The period of holding in such cases starts from the date of transfer to the recipient and not from the date the previous owner acquired the asset. This is because the asset is considered newly acquired by the recipient at the value taken for tax under Section 56(2)(x).
If the property is received from a relative or on exempt occasions where Section 56(2)(x) does not apply, the cost of acquisition for the recipient is the cost at which the previous owner acquired the asset. The period of holding includes the period for which the previous owner held the asset.
This distinction affects the classification of capital gains as short-term or long-term in future transactions.
Important Provisions Related to Agreement Date and Registration Date
Where the date of agreement to transfer an immovable property and the date of registration differ, the valuation for tax purposes is important.
The stamp duty value as on the date of agreement can be considered for valuation, provided the amount or part of the consideration that has been paid before or on the date of agreement through specified banking channels such as account payee cheque, bank draft, or electronic clearing system.
This provision helps to fix the value of consideration and prevents undervaluation in transactions where registration occurs much later than the agreement.
It also safeguards the interests of the revenue by linking valuation to the agreement date when payment is confirmed.
Impact of Finance Act, 2021 Amendment on Safe Harbour Limits
The Finance Act, 2021, introduced an important amendment increasing the safe harbour limit from 10% to 20% in cases related to residential units acquired under the 2nd proviso to Section 43CA(1).
This provides relief to buyers and sellers by reducing the scope of taxability when the difference between the stamp duty value and the consideration does not exceed 20%.
Previously, the threshold was 10%, which often led to many transactions being subjected to tax under Section 56(2)(x) even for small differences.
This amendment aligns valuation thresholds with market realities and reduces litigation related to minor valuation differences.
Notification and Rules Exempting Certain Transactions
Notification No. 96/2019 dated 11th November 2019 exempts certain classes of transactions from the applicability of Section 56(2)(x).
These include immovable properties in unauthorised colonies in Delhi regularised by the government, movable properties (unquoted shares) received due to government-appointed resolutions in companies, equity shares received under reconstruction schemes like Yes Bank, and shares received in strategic disinvestment by public sector companies.
These exemptions recognise government policies and ensure taxpayers in such situations are not unduly burdened by additional tax provisions.
Conclusion
Section 56(2)(x) plays a crucial role in the Indian income tax framework by taxing gifts and transactions involving property received without or for inadequate consideration.

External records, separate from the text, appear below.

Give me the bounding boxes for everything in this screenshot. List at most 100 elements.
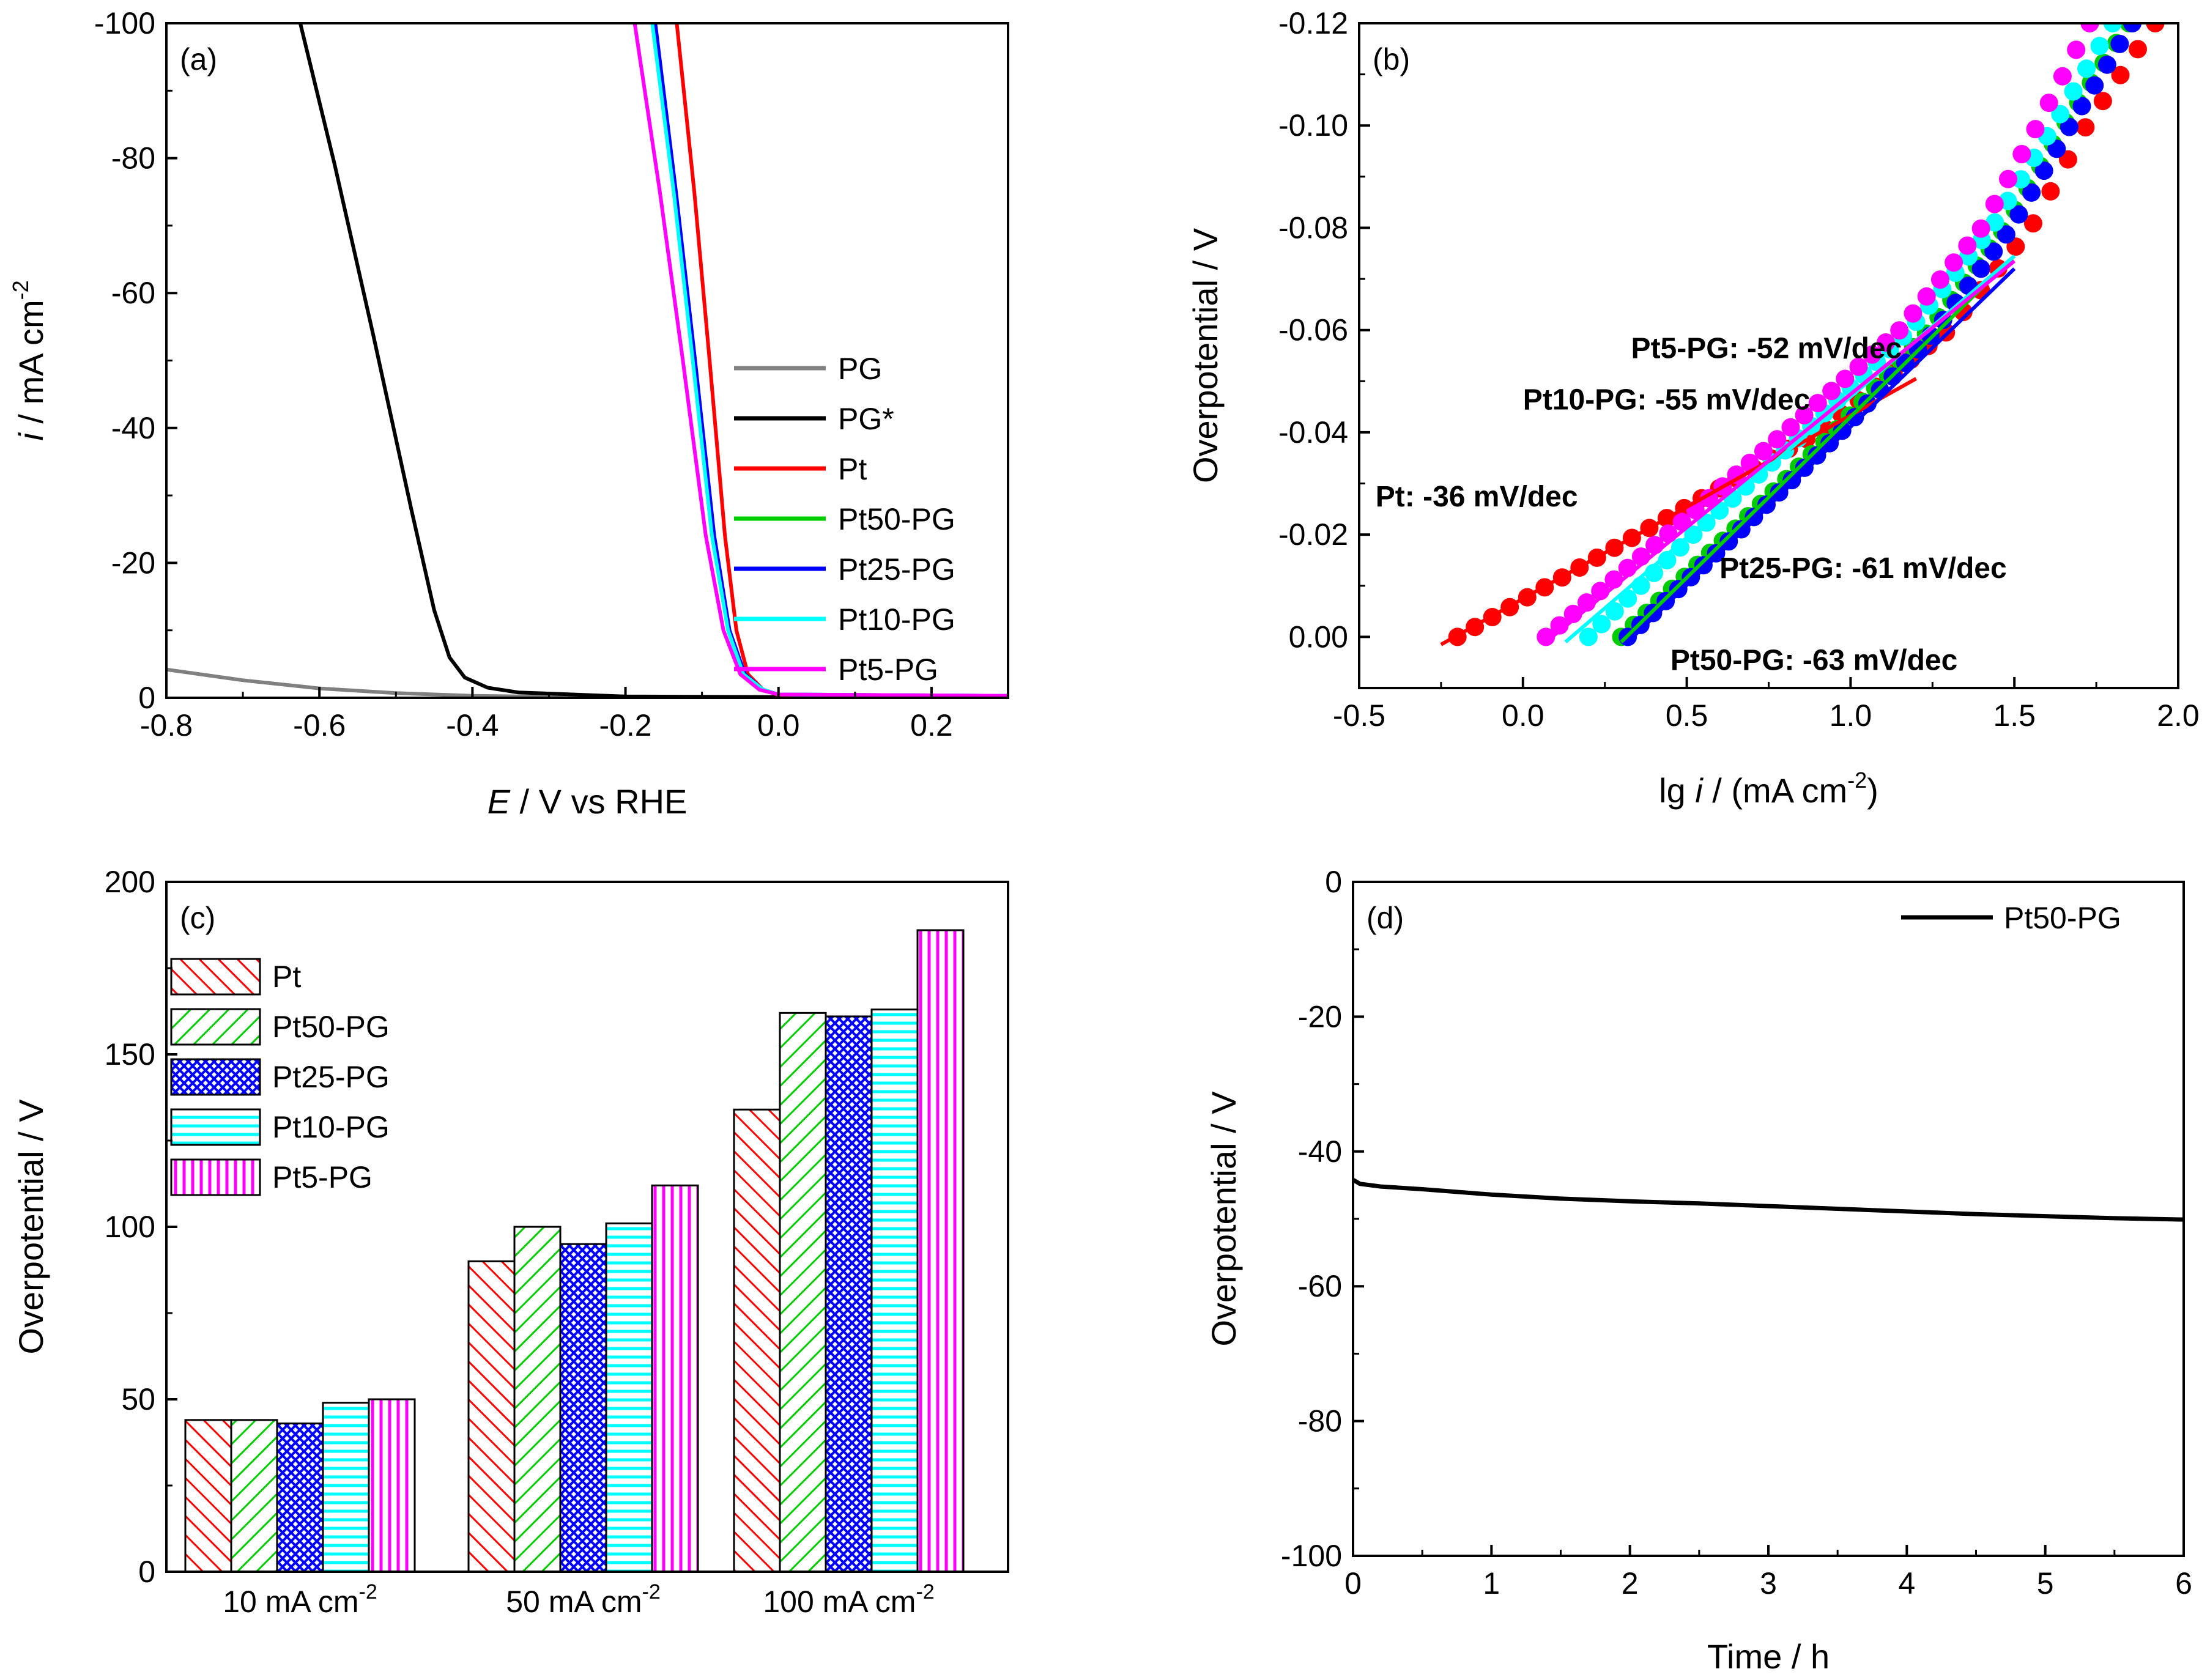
bar-Pt (733, 1108, 781, 1573)
panel-a-xtick-label: -0.4 (446, 708, 499, 742)
data-point-Pt5-PG (1550, 616, 1569, 635)
panel-d-xtick-label: 5 (2037, 1566, 2054, 1600)
panel-d-xtick-label: 4 (1898, 1566, 1915, 1600)
legend-label-Pt50-PG: Pt50-PG (838, 502, 955, 536)
fit-line-Pt25-PG (1626, 267, 2016, 643)
data-point-Pt25-PG (1757, 495, 1776, 514)
data-point-Pt5-PG (1917, 287, 1936, 306)
legend-swatch-Pt5-PG (170, 1158, 261, 1196)
panel-a-ytick-label: 0 (138, 681, 155, 715)
data-point-Pt10-PG (1592, 615, 1611, 634)
data-point-Pt10-PG (1605, 602, 1624, 621)
panel-a-label: (a) (180, 42, 217, 76)
data-point-Pt25-PG (2009, 205, 2028, 224)
bar-Pt5-PG (368, 1398, 416, 1573)
data-point-Pt25-PG (2047, 139, 2066, 158)
data-point-Pt25-PG (1795, 458, 1814, 477)
data-point-Pt25-PG (1656, 591, 1675, 610)
data-point-Pt25-PG (1669, 580, 1688, 599)
bar-Pt25-PG (559, 1243, 607, 1573)
panel-a-ytick-label: -100 (94, 6, 155, 40)
data-point-Pt5-PG (1754, 442, 1773, 461)
panel-c-ytick-label: 100 (105, 1210, 155, 1244)
bar-Pt5-PG (651, 1184, 699, 1573)
bar-Pt10-PG (605, 1222, 653, 1573)
panel-d-ytick-label: -80 (1298, 1404, 1342, 1438)
panel-d-ytick-label: -100 (1281, 1539, 1342, 1573)
data-point-Pt5-PG (1958, 236, 1977, 255)
panel-c-category-label: 50 mA cm-2 (506, 1580, 661, 1619)
fit-line-Pt (1440, 377, 1917, 646)
data-point-Pt5-PG (2080, 23, 2099, 32)
data-point-Pt10-PG (1670, 538, 1689, 557)
data-point-Pt25-PG (2060, 117, 2078, 136)
bar-Pt (467, 1260, 516, 1573)
data-point-Pt25-PG (1984, 242, 2003, 261)
panel-a-xtick-label: -0.2 (599, 708, 651, 742)
legend-label-PG: PG (838, 352, 882, 386)
panel-d-xtick-label: 2 (1622, 1566, 1639, 1600)
series-line-Pt10-PG (650, 23, 1008, 698)
panel-a-xlabel: E / V vs RHE (488, 782, 688, 821)
data-point-Pt10-PG (2051, 105, 2070, 124)
panel-d-label: (d) (1366, 901, 1404, 935)
data-point-Pt25-PG (1833, 421, 1852, 440)
legend-label-Pt10-PG: Pt10-PG (838, 602, 955, 637)
data-point-Pt5-PG (1849, 357, 1868, 376)
series-line-Pt50-PG (653, 23, 1008, 698)
annotation-slope: Pt25-PG: -61 mV/dec (1719, 552, 2007, 585)
panel-d-xtick-label: 1 (1483, 1566, 1500, 1600)
panel-b-xtick-label: 2.0 (2157, 698, 2200, 733)
data-point-Pt25-PG (2085, 76, 2104, 95)
panel-a-ylabel: i / mA cm-2 (8, 280, 50, 440)
panel-c-label: (c) (180, 901, 215, 935)
data-point-Pt5-PG (1768, 430, 1787, 449)
panel-a-ytick-label: -20 (111, 546, 155, 580)
bar-Pt50-PG (779, 1012, 827, 1573)
data-point-Pt25-PG (2072, 97, 2091, 116)
panel-c-category-label: 10 mA cm-2 (223, 1580, 377, 1619)
data-point-Pt (2041, 182, 2060, 201)
fit-line-Pt50-PG (1620, 254, 2016, 643)
data-point-Pt25-PG (1820, 434, 1839, 453)
bar-Pt10-PG (870, 1008, 919, 1573)
panel-a-xtick-label: 0.0 (757, 708, 800, 742)
panel-d-ytick-label: 0 (1325, 865, 1342, 899)
data-point-Pt25-PG (1694, 556, 1713, 575)
panel-a-lsv-chart: -0.8 -0.6 -0.4 -0.2 0.0 0.2 0 -20 -40 -60 -80 -100 (… (8, 6, 1009, 821)
legend-swatch-Pt (170, 958, 261, 996)
panel-b-tafel-chart: -0.5 0.0 0.5 1.0 1.5 2.0 0.00 -0.02 -0.04 -0.06 -0… (1186, 6, 2200, 810)
panel-c-ytick-label: 0 (138, 1555, 155, 1589)
legend-label-Pt: Pt (272, 960, 301, 994)
panel-b-ytick-label: -0.02 (1278, 517, 1348, 552)
panel-b-label: (b) (1373, 42, 1410, 76)
panel-b-ylabel: Overpotential / V (1186, 228, 1225, 483)
data-point-Pt10-PG (2077, 59, 2096, 78)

It acts as a deterrent against the conversion of unaccounted money into seemingly legitimate assets and prevents tax evasion through undervalued transfers. The provision covers various types of property, including immovable property, shares, jewellery, and works of art, applying valuation rules based on stamp duty value or fair market value to determine taxable income.
Numerous exemptions and exceptions protect genuine transactions such as gifts from relatives, inheritance, marriage, and government-approved restructuring or disinvestment schemes. The Finance Act, an amendment providing a higher safe harbour limit, offers relief to buyers and sellers of residential properties, aligning tax thresholds with market realities.
A proper understanding of valuation methods, cost of acquisition, and period of holding is essential for both transferors and transferees to comply accurately and optimise tax liabilities. Judicial pronouncements further clarify the scope and application of this section, ensuring fairness in its implementation.